One need look no further than a NYT article from Wednesday's paper about the re-branding of the Le Méridien hotel chain (hotel design covered here earlier; travel being an obvious and rich place to look for "experience innovation") to see how this latter-day gesamtkunstwerk approach draws on broad, disparate cultural influences to become something in excess of architecture or event-planning:
A “cultural curator,” Jérôme Sans, founder of Paris’s exhibition space Palais de Tokyo, has been retained by the hotel to oversee a range of amenities, including creating programs with six institutions, including the Museum of Contemporary Art in Shanghai and the Yerba Buena Center for the Arts in San Francisco. Mr. Sans is also developing in-house amenities like business breakfast menus by the celebrity chef Jean-Georges Vongerichten; specialty Illy coffee drinks; and a Méridien scent, LM01, by the French perfume company Le Labo.

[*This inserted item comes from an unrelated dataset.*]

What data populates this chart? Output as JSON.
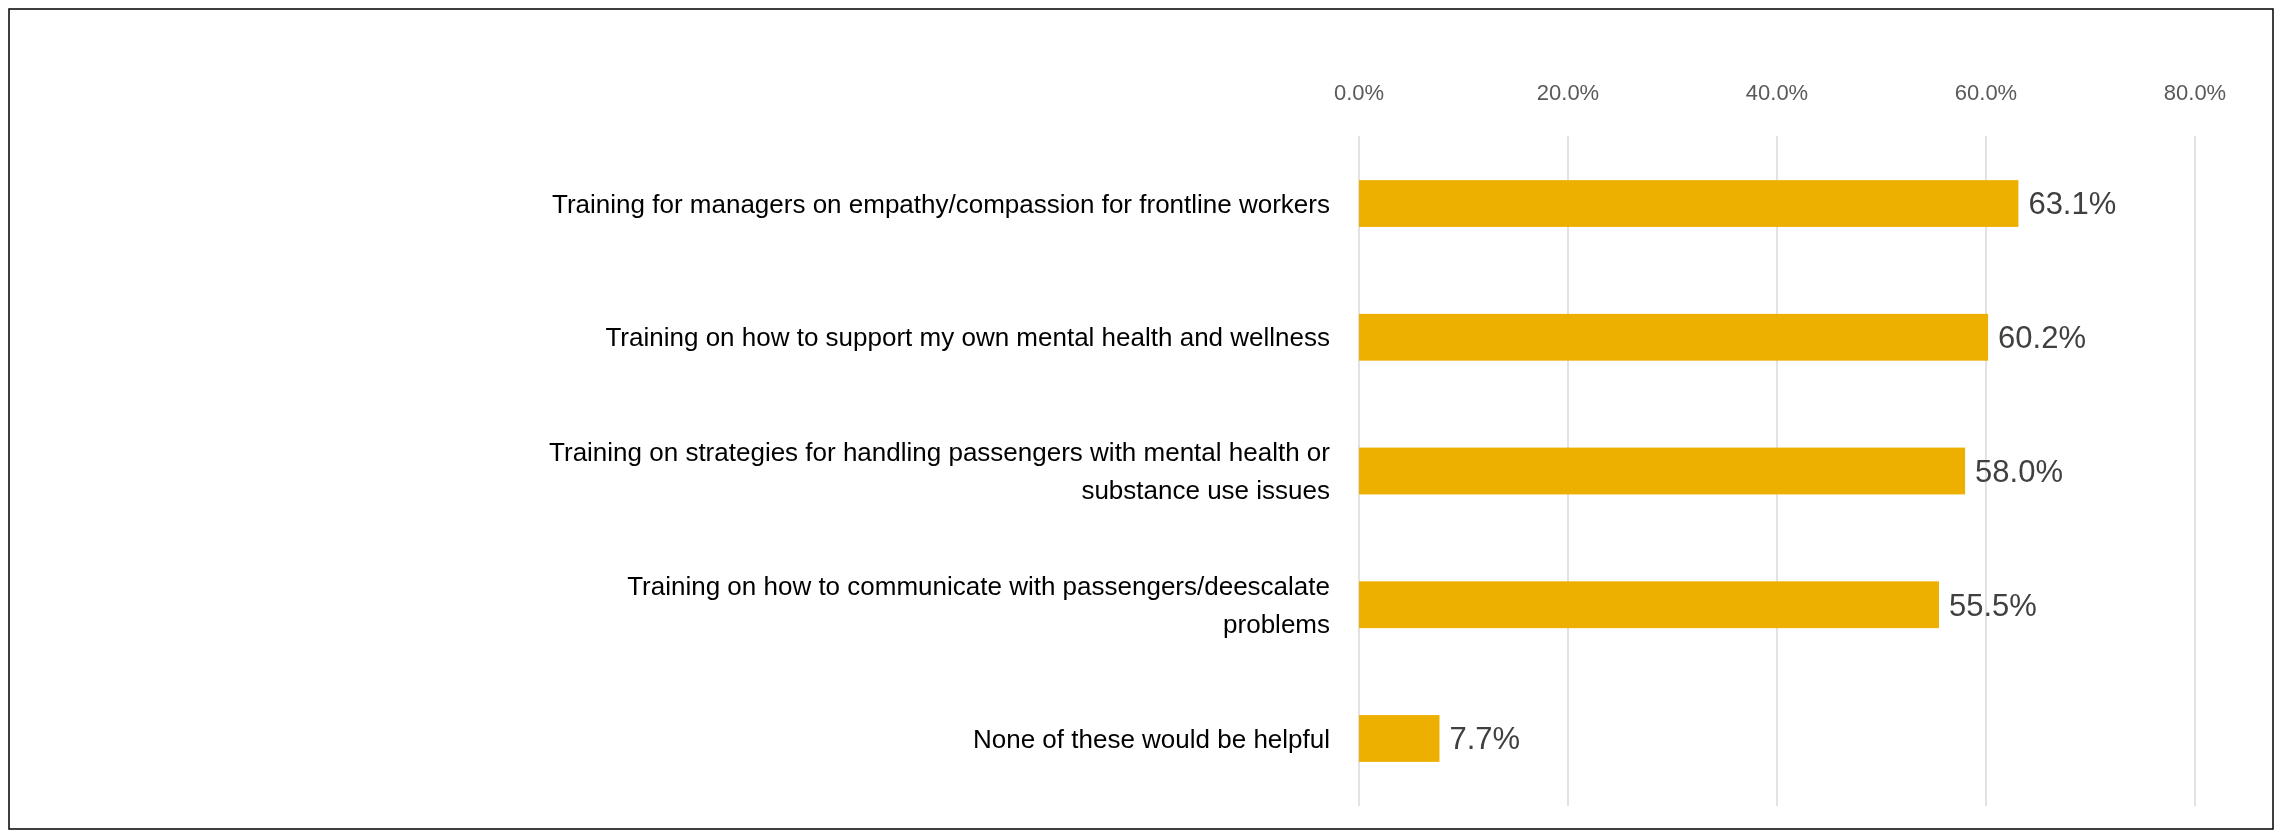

What of the "cultural curator" role described above? Wouldn't it be interesting if architects and even planners did more of the same? Perhaps there's some poetry lost in the segregation of responsibilities.
In addition to perfume and coffee, the hotel chain has commissioned the composition of a "distinct sound" for its elevators, lobby and rooms. In lieu of a chocolate on the pillow at night, hotel staff leave a book of fairy tales instead.
“We’re trying to create a chic culture of discovery,” said Eva Ziegler, senior vice president for Le Méridien brand, “where the sophistication of art, architecture, and cuisine are available to travelers in a way that is subtle yet refined.”
As Sans points out in an article in the IHT from last fall, "Culture is not just deluxe. For once, companies understand that dealing with culture is a key issue, and it needn't be intimidating."
In other words, focusing on user experience, which naturally has cultural dimensions, is not additive to the design process. Big and little touches, such as the design of a hotel's key cards, are all part of a whole:
Key cards will be decorated with artwork, and the hotel hopes that people will collect them. Guests will also get separate cards with information about exhibits at nearby cultural institutions that are partners of Le Méridien.
Above, one of Le Méridien's new key card designs.
I mention these things because I think they're fascinating; but also because I think there's an interesting possible overlap for architects and even planners here. There is the odd architecture firm that already does things like event planning or brand identity, and plenty of architects design furniture, but how many do perfume, or oversee menu choices? Examples of broader and more (for lack of better terms) explicitly experiential approaches to design in the planning and architecture world seem quite rare. Maybe you know of some.